Interventions assessed by simulation model
Control—no intervention
Counselling, screening, and, when mothers are HIV positive:
Formula feeding recommended from birth
Formula feeding recommended from 4 months only
Formula feeding recommended from 7 months only
Formula feeding recommended from birth; formula and bottles supplied
ACTG076 regimen* (zidovudine before, during, and after birth)8
PETRA arm B regimen*† (zidovudine plus lamivudine, during and after birth)
CDC-Thai regimen* (zidovudine before and during birth)18
*These assume that the relevant antiretroviral course was followed, but no attempt was made to influence feeding.
†Saba J, 6th conference on retroviruses and opportunistic infections, Chicago, 1999.
The model was applied to the Soweto community, a black, urban, working class population of about 1 million people located south west of central Johannesburg. The community is served mainly by a single public hospital, the Chris Hani Baragwanath hospital, which has over 3000 beds. As far as possible all data were drawn to reflect this community and the hospital serving it. Table 1 outlines the main model assumptions, and the full set of model inputs are detailed in the BMJ website version of this paper. All costs are expressed in US dollars (converted for South African rands at the 1998 rate of R6=$1) and where necessary £ (at $1.5=£1).
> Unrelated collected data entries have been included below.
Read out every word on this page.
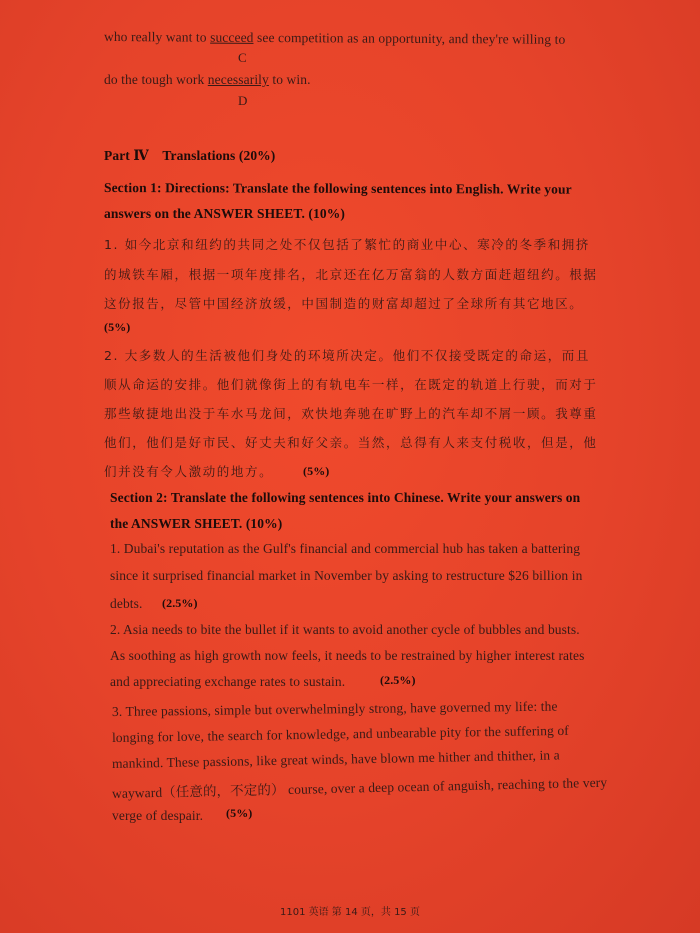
who really want to succeed see competition as an opportunity, and they're willing to
C
do the tough work necessarily to win.
D
Part Ⅳ    Translations (20%)
Section 1: Directions: Translate the following sentences into English. Write your
answers on the ANSWER SHEET. (10%)
1. 如今北京和纽约的共同之处不仅包括了繁忙的商业中心、寒冷的冬季和拥挤
的城铁车厢，根据一项年度排名，北京还在亿万富翁的人数方面赶超纽约。根据
这份报告，尽管中国经济放缓，中国制造的财富却超过了全球所有其它地区。
(5%)
2. 大多数人的生活被他们身处的环境所决定。他们不仅接受既定的命运，而且
顺从命运的安排。他们就像街上的有轨电车一样，在既定的轨道上行驶，而对于
那些敏捷地出没于车水马龙间，欢快地奔驰在旷野上的汽车却不屑一顾。我尊重
他们，他们是好市民、好丈夫和好父亲。当然，总得有人来支付税收，但是，他
们并没有令人激动的地方。 (5%)
Section 2: Translate the following sentences into Chinese. Write your answers on
the ANSWER SHEET. (10%)
1. Dubai's reputation as the Gulf's financial and commercial hub has taken a battering
since it surprised financial market in November by asking to restructure $26 billion in
debts. (2.5%)
2. Asia needs to bite the bullet if it wants to avoid another cycle of bubbles and busts.
As soothing as high growth now feels, it needs to be restrained by higher interest rates
and appreciating exchange rates to sustain.	(2.5%)
3. Three passions, simple but overwhelmingly strong, have governed my life: the
longing for love, the search for knowledge, and unbearable pity for the suffering of
mankind. These passions, like great winds, have blown me hither and thither, in a
wayward（任意的，不定的） course, over a deep ocean of anguish, reaching to the very
verge of despair. (5%)
1101 英语 第 14 页，共 15 页
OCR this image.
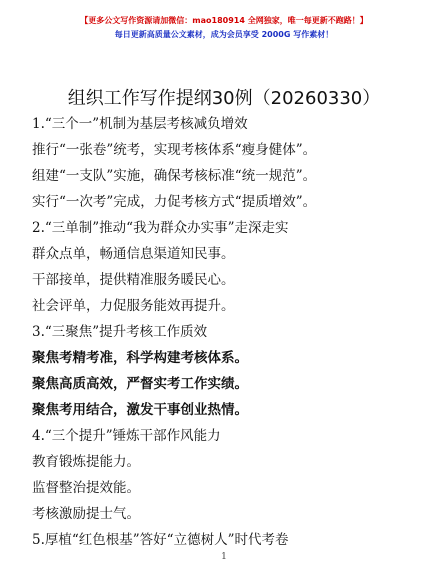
【更多公文写作资源请加微信：mao180914 全网独家，唯一每更新不跑路！】
每日更新高质量公文素材，成为会员享受 2000G 写作素材！
组织工作写作提纲30例（20260330）
1
1.“三个一”机制为基层考核减负增效
推行“一张卷”统考，实现考核体系“瘦身健体”。
组建“一支队”实施，确保考核标准“统一规范”。
实行“一次考”完成，力促考核方式“提质增效”。
2.“三单制”推动“我为群众办实事”走深走实
群众点单，畅通信息渠道知民事。
干部接单，提供精准服务暖民心。
社会评单，力促服务能效再提升。
3.“三聚焦”提升考核工作质效
聚焦考精考准，科学构建考核体系。
聚焦高质高效，严督实考工作实绩。
聚焦考用结合，激发干事创业热情。
4.“三个提升”锤炼干部作风能力
教育锻炼提能力。
监督整治提效能。
考核激励提士气。
5.厚植“红色根基”答好“立德树人”时代考卷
More details on the derivation of cost data are given elsewhere.26 Rates of use and associated costs of health care for HIV infected children were estimated from data recorded on all paediatric admissions to the hospital between 1992 and 1997, during which time the proportion of paediatric admissions infected with HIV increased from 2.9% to 20%.27 The denominator population of HIV infected children to which these utilisation and cost data applied was calculated by using a simple survival model and data from serology surveys of antenatal clinics from the preceding 7 years.
Table 1.
Parameter | Source | Values used |
---|---|---|
Base case data | ||
HIV infection rates | Department of Health and Population Development 199619 | 15% |
Infant mortality | Harrison and Nielson 199520 | 35/1000 live births |
Discount rate | World Bank 199321 | 5% |
Natural rates of breast feeding | Wagstaff et al 199322; Ross et al 198323 | Proportion who breast feed from birth=95%; likelihood of stopping breast feeding/month=14% |
Vertical transmission of HIV | ||
Proportion of infants born to HIV positive mothers infected at birth: no intervention | Gray et al 1997* | 26% |
Proportion of infants born to HIV positive mothers infected at birth: antiretroviral interventions | Centers for Disease Control 199818; Mayaux et al 19979; Saba 1999† | CDC regimen=13% (50% reduction); ACTG076 regimen=8% (70% reduction); PETRA regimen=16% (37% reduction) |
Risk of transmitting the virus by breast feeding (cumulative): age specific rates derived from Weibull decay curve | Gray et al 1997* | Cumulative infection risk: 3 months=10%, 6 months=13%, 12 months=16%, 18 months=17% |
Survival | ||
HIV infected children: Weibull survival curve calibrated to survival data from Uganda and South Africa (figures are numbers surviving at end of period‡) | Spira and Msellati 1997§; Gray et al 1995¶ | 1 year=66%, 2 year=46%, 3 year=33%, 4 year=24%, 8 year=9% |
Uninfected children: life expectancy at birth | Central Statistical Service 199724 | 66 years |
Relative risk of mortality due to not breast feeding in HIV negative children (relative risks of health care use assumed to be same as for mortality) | Cunningham et al 199125** | 0-3 months=2.5, 3-6 months=2.0, 6-12 months=1.5 |
Cost data | ||
Unit costs of counselling, screening, antiretroviral drugs, and formula feed | Kinghorn et al 199826 | Counselling and screening=$7.30 (£4.86) per pregnant woman; antiretroviral drugs=from $400 (£267) (ACTG076) to $89 (£59) (PETRA regimen) per person; formula feed and bottles (6 month period) $60 (£40) |
Average public healthcare expenditure on HIV positive children | Zwi 199927; Söderlund 199728; Söderlund and Peprah 199829; Brown and van den Heever 199430 | Range of 4 to 18 days of hospitalisation required per year depending on age; cost of hospitalisation=$57 (£38) per day; cost of outpatient attendances=$48–$183 (£32-£122) per year depending on age |
Average public healthcare expenditure per HIV negative child | Söderlund and Peprah 199829; ReHMIS dataset 199531; Brown and van den Heever 199430 | 1-12 months old =$72 (£48) per year; ⩾1 year olds=$8.30 (£5.5) per year |
Gray GE, McIntyre JA, Lyons SF, XIth international conference on AIDS, Vancouver, 1997. †Saba J, 6th conference on retroviruses and opportunistic infections, Chicago, 1999.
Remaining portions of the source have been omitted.